The most interesting character for me is Shallan.

She basically infiltrates her way into an apprenticeship to a scholar. There are a lot of complexities to her, and she gets put into interesting moral dilemmas that I cared about as a reader.

She also interacts with people from different walks of life, which lends itself to a more natural exploration of the religions, cultures, and history of the world.

Unfortunately, her point of view disappears for huge chunks (I think over 300 pages at one point, a whole novel!). This makes the tedium I referred to above even worse since I knew there were interesting parts I could be reading.

I once read a review that said Sanderson’s NaNoWriMo-esque speed of writing might be good for fans that just want to know what happens next, but it is beginning to show in the sloppiness of his writing for the rest of us.

I can’t agree more.

If this were carefully cut to 600-700 pages, it would be exactly the same book, but infinitely better.

The World of the Stormlight Archive

I think that’s enough of the bad. Let’s get on to the good.

The world is detailed and has a long, complicated history. We get glimpses of this past with enough detail that I fully believe Sanderson has a good idea about what went on.

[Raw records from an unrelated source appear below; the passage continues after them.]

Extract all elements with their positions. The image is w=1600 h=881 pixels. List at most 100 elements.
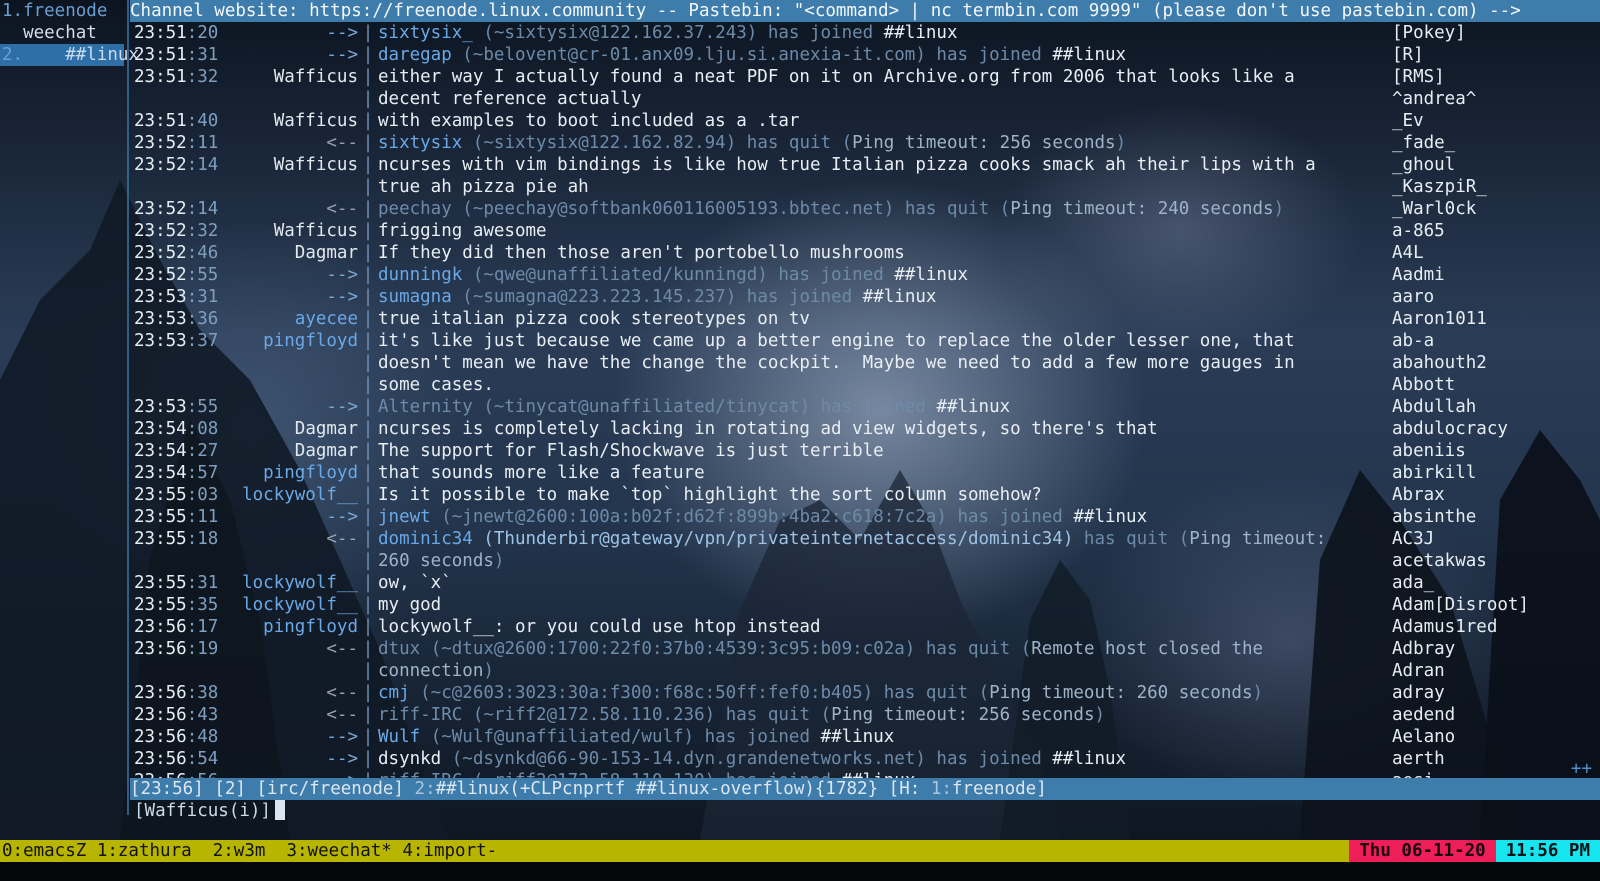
nick-prefix[interactable] bbox=[216, 374, 358, 396]
nick-item[interactable]: [R] bbox=[1376, 44, 1600, 66]
nick-prefix[interactable]: Dagmar bbox=[216, 440, 358, 462]
timestamp: 23:53:37 bbox=[134, 331, 219, 351]
buffer-item[interactable]: weechat bbox=[0, 22, 124, 44]
nick-item[interactable]: Aaron1011 bbox=[1376, 308, 1600, 330]
nick-item[interactable]: ^andrea^ bbox=[1376, 88, 1600, 110]
prefix-separator: | bbox=[362, 375, 374, 395]
input-line[interactable]: [Wafficus(i)] bbox=[134, 800, 285, 822]
nick-item[interactable]: Adamus1red bbox=[1376, 616, 1600, 638]
chat-line: | true ah pizza pie ah bbox=[134, 176, 1374, 198]
nick-prefix[interactable]: --> bbox=[216, 748, 358, 770]
nick-item[interactable]: _Warl0ck bbox=[1376, 198, 1600, 220]
message-segment: ##linux bbox=[1041, 45, 1127, 65]
prefix-separator: | bbox=[362, 419, 374, 439]
nick-item[interactable]: Abrax bbox=[1376, 484, 1600, 506]
nick-item[interactable]: _fade_ bbox=[1376, 132, 1600, 154]
nick-prefix[interactable]: lockywolf__ bbox=[216, 484, 358, 506]
timestamp: 23:56:19 bbox=[134, 639, 219, 659]
nick-prefix[interactable]: <-- bbox=[216, 704, 358, 726]
nick-prefix[interactable] bbox=[216, 88, 358, 110]
nick-prefix[interactable]: --> bbox=[216, 726, 358, 748]
chat-area[interactable]: 23:51:20 --> | sixtysix_ (~sixtysix@122.162… bbox=[134, 22, 1374, 792]
nick-prefix[interactable]: Wafficus bbox=[216, 110, 358, 132]
nick-item[interactable]: abdulocracy bbox=[1376, 418, 1600, 440]
message-segment: ( bbox=[1010, 639, 1032, 659]
nick-prefix[interactable]: --> bbox=[216, 286, 358, 308]
prefix-separator: | bbox=[362, 441, 374, 461]
nick-item[interactable]: _KaszpiR_ bbox=[1376, 176, 1600, 198]
nick-item[interactable]: [RMS] bbox=[1376, 66, 1600, 88]
buffer-item[interactable]: 2. ##linux bbox=[0, 44, 139, 66]
message-text: with examples to boot included as a .tar bbox=[378, 110, 1374, 132]
nick-item[interactable]: ab-a bbox=[1376, 330, 1600, 352]
nick-item[interactable]: [Pokey] bbox=[1376, 22, 1600, 44]
nick-prefix[interactable]: lockywolf__ bbox=[216, 594, 358, 616]
nick-item[interactable]: Adbray bbox=[1376, 638, 1600, 660]
message-segment: has joined bbox=[704, 727, 810, 747]
nick-prefix[interactable]: pingfloyd bbox=[216, 462, 358, 484]
nick-prefix[interactable]: ayecee bbox=[216, 308, 358, 330]
timestamp: 23:52:14 bbox=[134, 199, 219, 219]
message-text: true italian pizza cook stereotypes on t… bbox=[378, 308, 1374, 330]
nick-prefix[interactable]: <-- bbox=[216, 132, 358, 154]
nick-prefix[interactable] bbox=[216, 550, 358, 572]
nick-prefix[interactable]: pingfloyd bbox=[216, 330, 358, 352]
nick-prefix[interactable]: Wafficus bbox=[216, 66, 358, 88]
nick-item[interactable]: absinthe bbox=[1376, 506, 1600, 528]
chat-line: 23:51:40 Wafficus | with examples to boot i… bbox=[134, 110, 1374, 132]
nick-item[interactable]: Aadmi bbox=[1376, 264, 1600, 286]
message-segment: that sounds more like a feature bbox=[378, 463, 705, 483]
chat-line: 23:56:38 <-- | cmj (~c@2603:3023:30a:f300:f… bbox=[134, 682, 1374, 704]
nick-item[interactable]: ada_ bbox=[1376, 572, 1600, 594]
nick-prefix[interactable]: <-- bbox=[216, 198, 358, 220]
nick-prefix[interactable]: --> bbox=[216, 22, 358, 44]
nick-item[interactable]: abeniis bbox=[1376, 440, 1600, 462]
nick-prefix[interactable]: lockywolf__ bbox=[216, 572, 358, 594]
nick-prefix[interactable]: --> bbox=[216, 396, 358, 418]
buffer-item[interactable]: 1.freenode bbox=[0, 0, 124, 22]
nick-prefix[interactable]: --> bbox=[216, 264, 358, 286]
nick-prefix[interactable]: <-- bbox=[216, 682, 358, 704]
message-segment: ) bbox=[1094, 705, 1106, 725]
nick-item[interactable]: adray bbox=[1376, 682, 1600, 704]
nick-item[interactable]: Aelano bbox=[1376, 726, 1600, 748]
nick-item[interactable]: aerth bbox=[1376, 748, 1600, 770]
message-text: my god bbox=[378, 594, 1374, 616]
nick-prefix[interactable]: Wafficus bbox=[216, 220, 358, 242]
nick-item[interactable]: abirkill bbox=[1376, 462, 1600, 484]
timestamp: 23:54:57 bbox=[134, 463, 219, 483]
message-segment: decent reference actually bbox=[378, 89, 642, 109]
prefix-separator: | bbox=[362, 573, 374, 593]
nick-prefix[interactable]: Dagmar bbox=[216, 242, 358, 264]
nick-prefix[interactable]: <-- bbox=[216, 528, 358, 550]
nick-prefix[interactable]: <-- bbox=[216, 638, 358, 660]
chat-line: 23:53:37 pingfloyd | it's like just because… bbox=[134, 330, 1374, 352]
text-cursor bbox=[274, 800, 285, 820]
nick-item[interactable]: Adam[Disroot] bbox=[1376, 594, 1600, 616]
nick-prefix[interactable]: Wafficus bbox=[216, 154, 358, 176]
nick-item[interactable]: abahouth2 bbox=[1376, 352, 1600, 374]
nick-item[interactable]: Abbott bbox=[1376, 374, 1600, 396]
nick-item[interactable]: Adran bbox=[1376, 660, 1600, 682]
nick-item[interactable]: A4L bbox=[1376, 242, 1600, 264]
tmux-window-list[interactable]: 0:emacsZ 1:zathura 2:w3m 3:weechat* 4:im… bbox=[0, 840, 1349, 862]
nick-item[interactable]: aaro bbox=[1376, 286, 1600, 308]
nick-item[interactable]: aedend bbox=[1376, 704, 1600, 726]
nick-item[interactable]: _Ev bbox=[1376, 110, 1600, 132]
nick-prefix[interactable] bbox=[216, 176, 358, 198]
nick-list[interactable]: [Pokey] [R] [RMS] ^andrea^ _Ev _fade_ _ghoul _K… bbox=[1376, 22, 1600, 792]
nick-item[interactable]: _ghoul bbox=[1376, 154, 1600, 176]
nick-item[interactable]: AC3J bbox=[1376, 528, 1600, 550]
status-bar: [23:56] [2] [irc/freenode] 2:##linux(+CL… bbox=[130, 778, 1600, 800]
nick-prefix[interactable] bbox=[216, 660, 358, 682]
nick-item[interactable]: acetakwas bbox=[1376, 550, 1600, 572]
message-text: Alternity (~tinycat@unaffiliated/tinycat… bbox=[378, 396, 1374, 418]
tmux-date: Thu 06-11-20 bbox=[1349, 840, 1496, 862]
nick-prefix[interactable] bbox=[216, 352, 358, 374]
nick-prefix[interactable]: Dagmar bbox=[216, 418, 358, 440]
nick-prefix[interactable]: --> bbox=[216, 44, 358, 66]
nick-prefix[interactable]: --> bbox=[216, 506, 358, 528]
nick-item[interactable]: Abdullah bbox=[1376, 396, 1600, 418]
nick-item[interactable]: a-865 bbox=[1376, 220, 1600, 242]
nick-prefix[interactable]: pingfloyd bbox=[216, 616, 358, 638]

This is quite an impressive amount of depth to the world you don’t get from much epic fantasy (e.g. I’m not convinced Tolkien had pre-Third Age Middle Earth history worked out at the writing of The Lord of the Rings).

The magic system and sword/armor systems were original and neat.

Actually, most aspects of the world were interesting. I don’t blame him for wanting to drone on forever about them (please resist the urge in future books!).

I mean, who puts giant crustaceans in epic fantasy? It is nice to get away from the dragon trope.

Final Thoughts

The characters weren’t bad, but they certainly felt a little one-dimensional at times.

In a novel with this many characters, it’s good to have defining features to remind the reader who they were. When these features get repeated too much, the character becomes reduced to that feature (see my article on Character/Caricature).

I’m not saying that happened in the book, but it was borderline sometimes.

2019 Edit: I’ve read all three books in the series at this point. So, they kept me coming back. You can take the above with a grain of salt in light of this update.